"Reason is always a kind of brute force; those who appeal to the head rather than the heart, however pallid and polite, are necessarily men of violence. We speak of 'touching' a man's heart, but we can do nothing to his head but hit it." --G.K. Chesterton

Tuesday, October 23, 2012

City should stay out of pet-cemetery business

Photo of pet cemetery from cbc.ca.

A report on the issue of pet cemeteries came to council eight days ago, but was deferred for consideration until last night to allow councillor Mae Reid, council's most ardent animal lover, to take part in the discussion, because she was sick eight days ago.

The staff report basically surveyed the landscape surrounding the issue and made no recommendations. Apparently, the report was sparked by a request from a councillor last year, but even the apparent requester--Ms. Reid suggested that it might have been her--seemed to have a difficult time recollecting the exact reason for the request.
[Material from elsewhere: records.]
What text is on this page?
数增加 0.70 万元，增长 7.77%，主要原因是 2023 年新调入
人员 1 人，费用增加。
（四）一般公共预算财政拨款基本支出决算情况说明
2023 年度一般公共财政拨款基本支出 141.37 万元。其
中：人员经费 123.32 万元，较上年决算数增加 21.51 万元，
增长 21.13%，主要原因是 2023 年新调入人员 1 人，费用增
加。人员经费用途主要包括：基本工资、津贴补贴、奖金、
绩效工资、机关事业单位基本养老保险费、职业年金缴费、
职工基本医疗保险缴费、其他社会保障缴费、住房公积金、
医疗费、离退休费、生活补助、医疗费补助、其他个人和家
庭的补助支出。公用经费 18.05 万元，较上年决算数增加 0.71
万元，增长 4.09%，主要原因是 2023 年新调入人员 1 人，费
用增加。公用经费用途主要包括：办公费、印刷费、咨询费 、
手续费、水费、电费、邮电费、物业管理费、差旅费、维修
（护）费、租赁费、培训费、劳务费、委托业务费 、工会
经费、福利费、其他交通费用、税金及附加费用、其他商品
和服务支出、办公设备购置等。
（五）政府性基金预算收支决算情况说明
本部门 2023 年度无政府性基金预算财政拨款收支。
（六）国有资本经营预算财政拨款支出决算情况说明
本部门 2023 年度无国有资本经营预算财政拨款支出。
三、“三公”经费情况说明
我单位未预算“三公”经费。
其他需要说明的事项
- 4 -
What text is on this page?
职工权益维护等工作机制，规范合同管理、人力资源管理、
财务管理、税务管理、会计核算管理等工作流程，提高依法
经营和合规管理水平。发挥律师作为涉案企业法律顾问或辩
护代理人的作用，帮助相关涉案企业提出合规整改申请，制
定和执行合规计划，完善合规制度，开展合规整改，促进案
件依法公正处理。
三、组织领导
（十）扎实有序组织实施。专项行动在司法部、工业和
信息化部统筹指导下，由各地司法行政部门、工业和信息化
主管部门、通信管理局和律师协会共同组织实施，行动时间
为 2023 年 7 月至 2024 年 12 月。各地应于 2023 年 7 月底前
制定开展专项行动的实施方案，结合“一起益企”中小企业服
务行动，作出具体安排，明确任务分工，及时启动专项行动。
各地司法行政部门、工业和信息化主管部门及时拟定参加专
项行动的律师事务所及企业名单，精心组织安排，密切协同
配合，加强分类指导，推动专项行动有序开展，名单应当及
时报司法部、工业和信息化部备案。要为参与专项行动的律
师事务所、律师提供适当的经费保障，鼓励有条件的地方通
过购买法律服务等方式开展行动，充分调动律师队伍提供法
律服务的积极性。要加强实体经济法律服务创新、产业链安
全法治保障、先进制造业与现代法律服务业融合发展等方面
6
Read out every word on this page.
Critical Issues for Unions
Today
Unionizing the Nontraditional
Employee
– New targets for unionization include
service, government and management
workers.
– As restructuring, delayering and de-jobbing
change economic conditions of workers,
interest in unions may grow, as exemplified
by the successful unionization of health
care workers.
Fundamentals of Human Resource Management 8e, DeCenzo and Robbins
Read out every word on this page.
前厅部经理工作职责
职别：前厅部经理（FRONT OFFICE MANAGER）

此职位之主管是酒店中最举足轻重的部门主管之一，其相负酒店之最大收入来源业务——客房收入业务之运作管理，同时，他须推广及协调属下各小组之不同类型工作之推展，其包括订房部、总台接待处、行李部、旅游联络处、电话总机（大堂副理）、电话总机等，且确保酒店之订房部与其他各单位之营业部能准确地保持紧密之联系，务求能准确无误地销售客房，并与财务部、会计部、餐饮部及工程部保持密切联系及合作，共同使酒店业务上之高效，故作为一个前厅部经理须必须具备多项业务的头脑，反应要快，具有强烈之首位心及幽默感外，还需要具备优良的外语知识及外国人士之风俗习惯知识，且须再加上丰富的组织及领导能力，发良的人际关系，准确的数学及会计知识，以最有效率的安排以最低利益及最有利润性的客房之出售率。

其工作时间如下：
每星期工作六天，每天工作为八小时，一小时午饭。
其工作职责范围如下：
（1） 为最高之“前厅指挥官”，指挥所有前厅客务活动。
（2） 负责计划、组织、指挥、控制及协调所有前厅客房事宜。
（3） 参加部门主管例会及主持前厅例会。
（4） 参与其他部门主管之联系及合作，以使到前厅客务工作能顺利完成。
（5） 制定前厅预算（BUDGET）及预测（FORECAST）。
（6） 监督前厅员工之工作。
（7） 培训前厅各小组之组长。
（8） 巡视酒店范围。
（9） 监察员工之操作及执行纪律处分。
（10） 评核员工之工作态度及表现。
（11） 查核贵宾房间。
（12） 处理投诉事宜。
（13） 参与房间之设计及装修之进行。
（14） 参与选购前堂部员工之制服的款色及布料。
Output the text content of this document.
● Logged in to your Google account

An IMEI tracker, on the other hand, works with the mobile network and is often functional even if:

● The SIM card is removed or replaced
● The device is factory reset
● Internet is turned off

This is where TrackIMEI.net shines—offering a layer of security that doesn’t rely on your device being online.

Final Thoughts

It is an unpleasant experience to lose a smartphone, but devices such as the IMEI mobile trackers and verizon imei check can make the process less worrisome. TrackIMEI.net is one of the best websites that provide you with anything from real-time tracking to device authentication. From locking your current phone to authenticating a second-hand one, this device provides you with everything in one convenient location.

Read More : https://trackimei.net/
Anyway, there was some discussion by Ms. Reid and others about such things as memorial walls or columbaria for deceased pets in or around existing or new city cemeteries, but I helped bring the discussion to an end by informing my colleagues that many cultures and religions would find such a set-up to be very offensive. Lou Sekora also evinced little sympathy for any such project, and suggested that one rather major obstacle would be the definition of "pet." He wondered whether a civic facility be open to a snake, for example.

If such objections hadn't had the desired effect of ending discussion on the subject (a subject that, I am aware, can be very emotional), I would have debated against taking any action on the grounds that this properly should be a private matter, left to private individuals and/or companies to work out. In short, I believe the city has no rightful place in providing this sort of service.